He cuts the nori into tiny pieces. Not like mincing garlic; it’d leave the sheet in assorted flakes sizes and shapes, a confetti of seaweed. Michael wants order.

He slices the seaweed into strips first, turns, slices again. He doesn’t rush, his expression neutral as he works. He imagines the taste and look, the visual balance between nori topping and garnish.

Fruit Rice Ball

He takes the two rice balls he made earlier, tennis ball-size, and gently rolls them over the flakes. The sticky, short-grain sushi rice is perfect for latching onto the seaweed. It lifts the shards easily, and Michael coats each rice ball without deforming the shape’s integrity.

He puts them onto a white, rectangular plate. No garnishes or sauces yet. He hands out spoons. “Try,” he says.

What’s inside? I ask.

“Fruit.” He offers nothing else. I edge into it, revealing a fruit potpourri inside. It’s a sunset splashed against a grainy, drab canvas. The palette difference is striking, and the first of many contrasts: sour sushi rice, created with painstakingly measured portions of vinegar, whole lemons, salt, and sugar, meeting a melody of mangoes and strawberries.
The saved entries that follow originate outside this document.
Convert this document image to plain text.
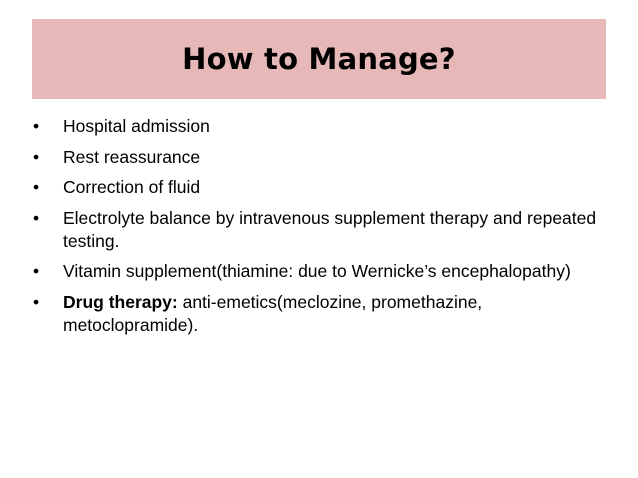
How to Manage?
•	Hospital admission
•	Rest reassurance
•	Correction of fluid
•	Electrolyte balance by intravenous supplement therapy and repeated testing.
•	Vitamin supplement(thiamine: due to Wernicke’s encephalopathy)
•	Drug therapy: anti-emetics(meclozine, promethazine, metoclopramide).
The warm rice and refreshingly cool fruit fills the mouth with a balanced glow. Even in the texture, there’s a seesaw of the dissimilar – coarse yet delicate rice grains, crunchy nori, and yielding fruit flesh tap dance across the taste buds.

Fruit Rice Ball 2

It’s good, I tell him. Sweet. Good for a spring dish.

“Better with fruit more,” Michael says. He takes a spoonful for himself. He chews, slowly, contemplating the sensation swirling in his mouth, his taste buds detecting any weakness. “Not enough sweet,” he says finally. “Need sauce.” He goes to the kitchen.

Michael isn’t the head sushi chef. It isn’t his responsibility to come up with new dishes every few weeks, but he does it anyway. In the past few weeks, he developed dishes with names like The Black Dragon, The Fancy Tuna, and Tuna Dumplings.

Black Dragon

Fancy Tuna

Tuna Dumpling

Work could be simpler for Michael. His pay doesn’t warrant the extra effort. He could use the same uninspired, tired plating techniques sushi chefs have used again and again, instead of carefully planning the placement of every oba leaf. He could use his downtime to read the Chinese newspaper, sitting on the empty container of pickled ginger. He could play games on his cell phone. He could sleep.

But he can’t help himself. The desire – the very need – to create overwhelms everything else, anything else, and soon, he’s back on his feet, back to the cutting board, building, tasting, imagining.

“Making specials not easy,” he said to me once. “Together, flavor need taste good, feel good, look good. But now,” he pointed to his head. “I think it, I just do it.” Creating is how he sheds the new flavor and texture combinations that torment him. It’s how he expresses what haunts the darkness behind his eyelids.

Michael comes out of the kitchen, using a plastic fork to whip the yellow contents inside of a pint container. The fork whirls, expanding and contracting the sauce, breaking and building at the same time. He stops and drizzles some of it over the Fruit Rice balls, the concoction pulled through the void by gravity, before striking grains of rice and creeping into and over the nooks and crevices. He gestures for me to try.

The sauce immediately binds the contrasting flavors with a natural stickiness and sweetness. The rice tastes fresher, the fruit taste sweeter, and everything is melded together in a fusion I didn’t realize was missing until now. “Egg, honey, mayo,” he says before I can ask. He takes his bite, and nods, satisfied. Dish completed, we quickly polish it off, until there’s nothing left but the dirty plate and the empty pint container.

This Fruit Rice Ball may never make it to the specials menu. It’s certainly not a winter dish, and the name needs some work. By the springtime, who knows what Michael will come up with? Moreover, The Boss wasn’t even here to see what Michael created, and save a sauce-stained plate, there’s no evidence of Michael’s initiative. He’ll receive no credit.

For now, though, the itch to create is satisfied. Finally, he can sit down and lean against the wall, the comfort of silence and darkness unimpeded by new flavors and textures and colors racing through his mind. Finally he can rest.